• 返回一个二维循环数组中最大子矩阵的和


    设计思路

    和一维循环数组思路相仿,循环N次,每次将第一列的数移到最后一列,新建一个相同规格的二维数组来存放新矩阵,将之前写的求二维数组最大子矩阵的和的算法稍作修改,添加一个循环即可满足要求。

    源程序代码

    #include<iostream>

    #include <cstdlib>

    #include <ctime>

    using namespace std;

    #define M 4

    #define N 4

     

    void main()

    {

         int a[M][N],aa[M][N],i,j,b,c,z;

         cout<<"请输入数值范围:"<<endl;

         cin>>b>>c;

         cout<<"生成二维数组为:"<<endl;

         srand(unsigned(time(0)));

         for(i=0;i<M;i++)

         {

             for(j=0;j<N;j++)

             {

                  a[i][j]=rand()%(c-b+1)+b;

                  cout<<a[i][j]<<" ";

             }

             cout<<endl;

         }

         int sum,s[100],k=0,o=-1000,p=-1000,q=-1000;

         for(j=0;j<N;j++)

         {

             s[j]=0;

         }

         for (int lun=0;lun<N;lun++)

         {

             for (int lunm=0;lunm<M;lunm++)

             {

                  for (int lunn=0;lunn<N;lunn++)

                  {

                       if (lunn+lun<N)

                       {

                           aa[lunm][lunn]=a[lunm][lunn+lun];

                       }

                       else

                           aa[lunm][lunn]=a[lunm][lunn+lun-N];

                  }

             }

             for(int ii=0;ii<M;ii++)

             {

                  while(k+ii<M)

                  {

                       for(j=0;j<N;j++)

                       {

                           s[j]=s[j]+aa[k+ii][j];

                       }

                       for (i=0;i<N;i++)

                       {

                           for (j=i;j<N;j++)
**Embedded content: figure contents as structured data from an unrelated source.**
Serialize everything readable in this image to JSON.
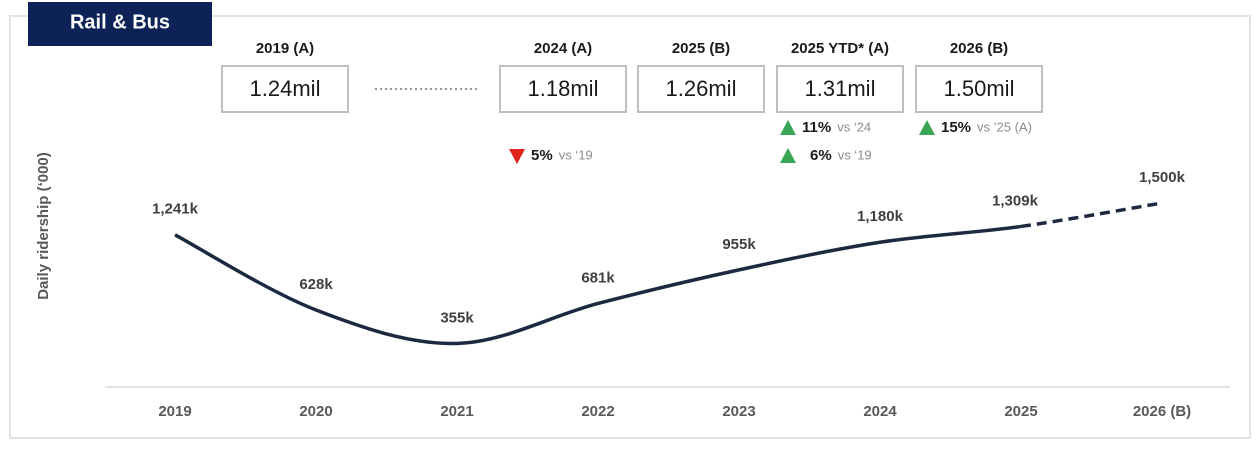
{
  "chart_data": {
    "type": "line",
    "title": "Rail & Bus",
    "y_label": "Daily ridership (‘000)",
    "categories": [
      "2019",
      "2020",
      "2021",
      "2022",
      "2023",
      "2024",
      "2025",
      "2026 (B)"
    ],
    "series": [
      {
        "name": "Daily ridership",
        "color": "#1b2a41",
        "values": [
          1241,
          628,
          355,
          681,
          955,
          1180,
          1309,
          1500
        ],
        "value_labels": [
          "1,241k",
          "628k",
          "355k",
          "681k",
          "955k",
          "1,180k",
          "1,309k",
          "1,500k"
        ],
        "point_styles": [
          "actual",
          "actual",
          "actual",
          "actual",
          "actual",
          "actual",
          "actual",
          "budget"
        ]
      }
    ],
    "ylim": [
      0,
      1500
    ],
    "summary": [
      {
        "label": "2019 (A)",
        "value": "1.24mil",
        "changes": []
      },
      {
        "label": "2024 (A)",
        "value": "1.18mil",
        "changes": [
          {
            "direction": "down",
            "value": "5%",
            "vs": "vs ‘19"
          }
        ]
      },
      {
        "label": "2025 (B)",
        "value": "1.26mil",
        "changes": []
      },
      {
        "label": "2025 YTD* (A)",
        "value": "1.31mil",
        "changes": [
          {
            "direction": "up",
            "value": "11%",
            "vs": "vs ‘24"
          },
          {
            "direction": "up",
            "value": "6%",
            "vs": "vs ‘19"
          }
        ]
      },
      {
        "label": "2026 (B)",
        "value": "1.50mil",
        "changes": [
          {
            "direction": "up",
            "value": "15%",
            "vs": "vs ’25 (A)"
          }
        ]
      }
    ]
  }
}
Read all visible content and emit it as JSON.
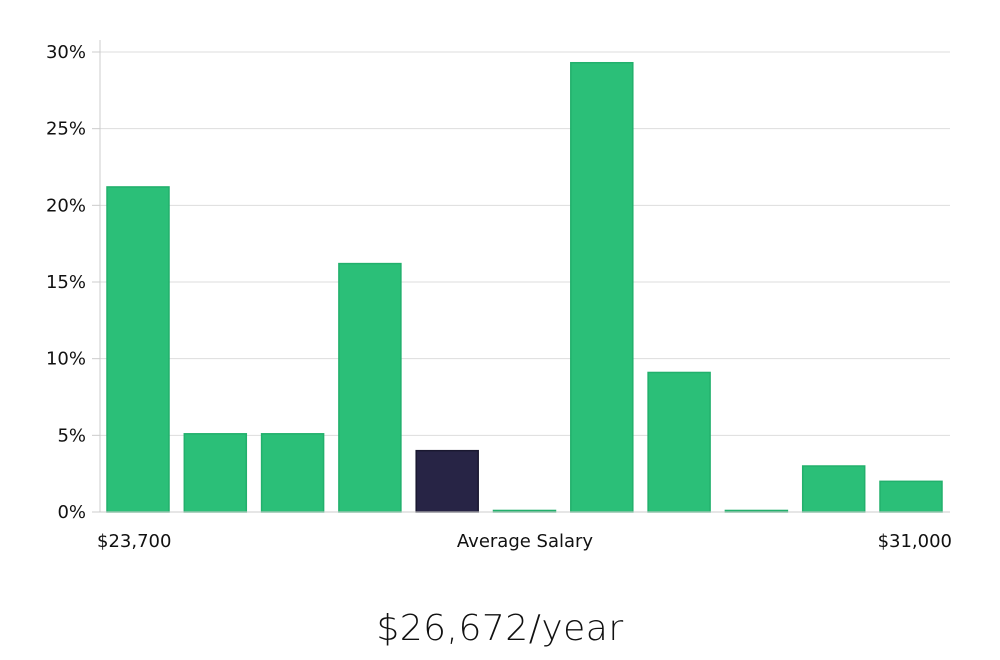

                           {

                                sum=0;

                                for (z=i;z<=j;z++)

                                {

                                     sum=sum+s[z];

                                }

                                if (sum>o) o=sum;

                           }

                           if (o>p)

                           {

                                p=o;

                           }

                       }

                       k++;

                  }

                  if (p>q)

                  {

                       q=p;

                  }

                  k=0;

                  for(j=0;j<N;j++)

                  {

                       s[j]=0;

                  }

             }

         }

         cout<<"子矩阵最大值为:"<<q<<endl;

    }

    运行结果截图

    编程总结

    在原代码的基础上修改代码可以节省许多时间,所以要能够熟练的读懂代码、修改代码。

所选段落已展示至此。